Après cette fascinante orgie musicale, je me dirige vers le stand commercial. Premier arrêt chez Jerri, je discute un moment avec le chanteur. La scène Stéphanoise se porte bien, même si pour l’instant les multiples groupes de la ville n’ont de reconnaissance que locale. Le concert s’est très bien passé pour eux, l’accueil, les conditions techniques et le son idéal de l’Epicerie Moderne compensant très largement la légère surprise à jouer devant des gens assis.  Le bassiste de Akron/Family me fera d’ailleurs exactement la même réponse, et c’est encore un coup de chapeau à adresser à cette fantastique salle. J’achète le disque éponyme de Jerri, d’autant plus facilement que leur chanteur me précise qu’ils l’ont enregistré avec un son live, et que j’y retrouverai donc parfaitement ce que j’ai entendu ce soir (2). Puis je discute un moment en compagnie de quelques fans avec le radieux bassiste d’Akron/Family, qui apparemment s’est senti dans une forme olympique ce soir. Je repars épuisé d’être content avec le vinyle de Love Is Simple dédicacé par la paire rythmique du groupe sous le bras, et des explications sur son artwork que je partagerai avec mes fidèles lecteurs lors de l’ouverture prochaine d’une nouvelle rubrique sur blinkinglights…

 

(1)  oui, trente c’est nul. Et pourtant, pour le public de l’Epicerie, c’est énorme. Perso je ne sais pas comment les gens ont fait pour rester assis…

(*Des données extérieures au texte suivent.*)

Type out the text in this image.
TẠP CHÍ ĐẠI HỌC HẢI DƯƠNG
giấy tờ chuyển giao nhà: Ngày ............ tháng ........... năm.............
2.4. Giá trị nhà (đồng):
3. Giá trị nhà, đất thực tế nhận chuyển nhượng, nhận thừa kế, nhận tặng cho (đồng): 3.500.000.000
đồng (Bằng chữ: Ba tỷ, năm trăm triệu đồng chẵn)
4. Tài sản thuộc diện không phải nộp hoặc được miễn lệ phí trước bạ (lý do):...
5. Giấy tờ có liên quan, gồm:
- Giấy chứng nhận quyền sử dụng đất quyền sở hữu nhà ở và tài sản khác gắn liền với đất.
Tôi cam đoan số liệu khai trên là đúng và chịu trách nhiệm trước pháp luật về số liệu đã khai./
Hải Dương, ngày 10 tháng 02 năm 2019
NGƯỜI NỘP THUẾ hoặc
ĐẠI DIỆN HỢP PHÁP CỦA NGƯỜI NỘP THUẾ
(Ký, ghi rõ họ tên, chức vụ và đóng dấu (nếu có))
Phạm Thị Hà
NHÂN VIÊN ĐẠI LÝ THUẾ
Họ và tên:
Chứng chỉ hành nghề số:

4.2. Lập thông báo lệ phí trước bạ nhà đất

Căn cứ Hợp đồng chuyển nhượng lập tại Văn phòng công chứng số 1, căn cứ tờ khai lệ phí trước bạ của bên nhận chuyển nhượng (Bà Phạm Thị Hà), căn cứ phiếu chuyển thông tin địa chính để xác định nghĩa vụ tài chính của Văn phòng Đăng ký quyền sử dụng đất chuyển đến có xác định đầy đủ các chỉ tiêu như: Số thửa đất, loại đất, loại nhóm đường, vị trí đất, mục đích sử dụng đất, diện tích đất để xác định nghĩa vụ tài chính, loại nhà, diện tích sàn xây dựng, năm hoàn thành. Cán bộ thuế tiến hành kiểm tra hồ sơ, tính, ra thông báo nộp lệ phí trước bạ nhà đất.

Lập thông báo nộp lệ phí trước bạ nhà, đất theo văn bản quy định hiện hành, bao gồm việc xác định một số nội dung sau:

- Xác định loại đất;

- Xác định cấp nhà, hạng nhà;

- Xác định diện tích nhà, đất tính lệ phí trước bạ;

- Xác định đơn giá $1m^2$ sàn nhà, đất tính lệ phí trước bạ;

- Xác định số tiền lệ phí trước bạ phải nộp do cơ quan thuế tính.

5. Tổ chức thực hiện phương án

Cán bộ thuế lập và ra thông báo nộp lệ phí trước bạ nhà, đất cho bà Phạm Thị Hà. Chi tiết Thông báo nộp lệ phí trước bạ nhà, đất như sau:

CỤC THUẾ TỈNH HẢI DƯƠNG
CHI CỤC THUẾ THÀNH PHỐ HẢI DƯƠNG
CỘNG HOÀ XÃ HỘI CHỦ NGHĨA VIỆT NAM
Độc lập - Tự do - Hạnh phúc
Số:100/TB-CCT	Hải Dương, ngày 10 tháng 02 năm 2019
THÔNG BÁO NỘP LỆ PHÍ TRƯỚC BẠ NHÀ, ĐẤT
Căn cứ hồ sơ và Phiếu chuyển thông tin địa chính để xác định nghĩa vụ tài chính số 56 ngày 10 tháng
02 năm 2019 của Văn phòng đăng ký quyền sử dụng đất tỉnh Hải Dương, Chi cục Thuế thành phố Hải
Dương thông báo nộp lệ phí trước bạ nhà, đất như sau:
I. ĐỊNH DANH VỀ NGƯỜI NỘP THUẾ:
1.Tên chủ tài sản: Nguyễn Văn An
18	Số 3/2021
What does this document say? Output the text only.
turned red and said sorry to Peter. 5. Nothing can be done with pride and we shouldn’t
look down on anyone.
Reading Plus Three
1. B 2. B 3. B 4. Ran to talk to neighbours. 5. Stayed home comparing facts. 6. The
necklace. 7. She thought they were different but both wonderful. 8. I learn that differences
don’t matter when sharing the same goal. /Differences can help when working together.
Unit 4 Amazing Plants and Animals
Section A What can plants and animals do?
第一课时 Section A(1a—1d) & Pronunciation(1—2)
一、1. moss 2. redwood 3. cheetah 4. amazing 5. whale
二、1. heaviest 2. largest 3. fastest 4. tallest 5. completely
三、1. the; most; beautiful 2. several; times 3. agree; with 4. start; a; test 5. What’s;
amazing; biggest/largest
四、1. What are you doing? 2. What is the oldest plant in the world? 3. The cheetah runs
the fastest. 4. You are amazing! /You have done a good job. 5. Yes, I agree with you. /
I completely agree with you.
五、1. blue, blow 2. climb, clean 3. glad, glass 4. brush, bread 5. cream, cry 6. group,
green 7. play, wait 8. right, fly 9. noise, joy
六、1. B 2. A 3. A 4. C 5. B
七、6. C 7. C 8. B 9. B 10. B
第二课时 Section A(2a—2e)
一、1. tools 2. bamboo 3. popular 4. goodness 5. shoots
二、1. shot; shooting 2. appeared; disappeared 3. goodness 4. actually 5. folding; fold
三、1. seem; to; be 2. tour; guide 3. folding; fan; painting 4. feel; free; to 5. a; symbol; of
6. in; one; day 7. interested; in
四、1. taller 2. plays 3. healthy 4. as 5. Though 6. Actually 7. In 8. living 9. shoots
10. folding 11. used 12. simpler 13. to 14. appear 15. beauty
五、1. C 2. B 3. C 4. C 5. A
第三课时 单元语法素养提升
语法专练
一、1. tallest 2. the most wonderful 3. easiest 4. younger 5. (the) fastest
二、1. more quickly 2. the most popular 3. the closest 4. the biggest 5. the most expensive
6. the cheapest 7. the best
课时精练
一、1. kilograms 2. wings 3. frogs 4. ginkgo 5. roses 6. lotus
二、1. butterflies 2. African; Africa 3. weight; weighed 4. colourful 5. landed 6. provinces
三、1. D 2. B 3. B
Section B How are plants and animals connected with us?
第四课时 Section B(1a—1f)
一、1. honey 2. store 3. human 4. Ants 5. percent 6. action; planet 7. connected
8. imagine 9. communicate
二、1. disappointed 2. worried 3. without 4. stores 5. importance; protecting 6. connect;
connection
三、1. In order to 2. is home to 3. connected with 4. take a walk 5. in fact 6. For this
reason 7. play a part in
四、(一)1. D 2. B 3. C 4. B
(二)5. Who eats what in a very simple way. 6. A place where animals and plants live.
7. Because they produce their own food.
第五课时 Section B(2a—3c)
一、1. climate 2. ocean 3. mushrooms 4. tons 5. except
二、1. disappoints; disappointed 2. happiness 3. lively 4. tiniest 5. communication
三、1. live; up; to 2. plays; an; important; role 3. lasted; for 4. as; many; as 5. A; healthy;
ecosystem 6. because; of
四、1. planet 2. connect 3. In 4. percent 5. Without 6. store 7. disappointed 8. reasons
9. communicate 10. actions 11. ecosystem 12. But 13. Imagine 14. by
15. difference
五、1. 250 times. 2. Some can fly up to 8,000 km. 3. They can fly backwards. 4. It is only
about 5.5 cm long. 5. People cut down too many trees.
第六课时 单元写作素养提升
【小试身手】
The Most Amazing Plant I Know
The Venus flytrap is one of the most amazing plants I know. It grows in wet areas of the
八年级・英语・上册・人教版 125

(2) c’est vrai que j’avais été déçu par exemple par le son de l’album de Vale Poher, riquiqui par rapport à la vague énorme produite sur scène. Mais Jerri n’est pas un menteur, le son du disque - que j’espère avoir le temps de décrire brièvement dans un article Unknown Pleasures car il mérite vraiment le détour – est fidèle à sa description…

 

PS : pas de setlist pour cette fois, mes maigres connaissances des disques du groupe ne m’ayant pas permis de reconnaître des morceaux de toutes façons complètement retravaillés et fondus entre eux, et le groupe travaillant comme soupçonné depuis le début sans aucun guide écrit à récupérer….

PS2 : bon sang, je ne sais pas ce que signifie Jerri en anglais, mais je n’ai absolument pas trouvé les photos du groupe escomptées en tapant ce mot sur google image…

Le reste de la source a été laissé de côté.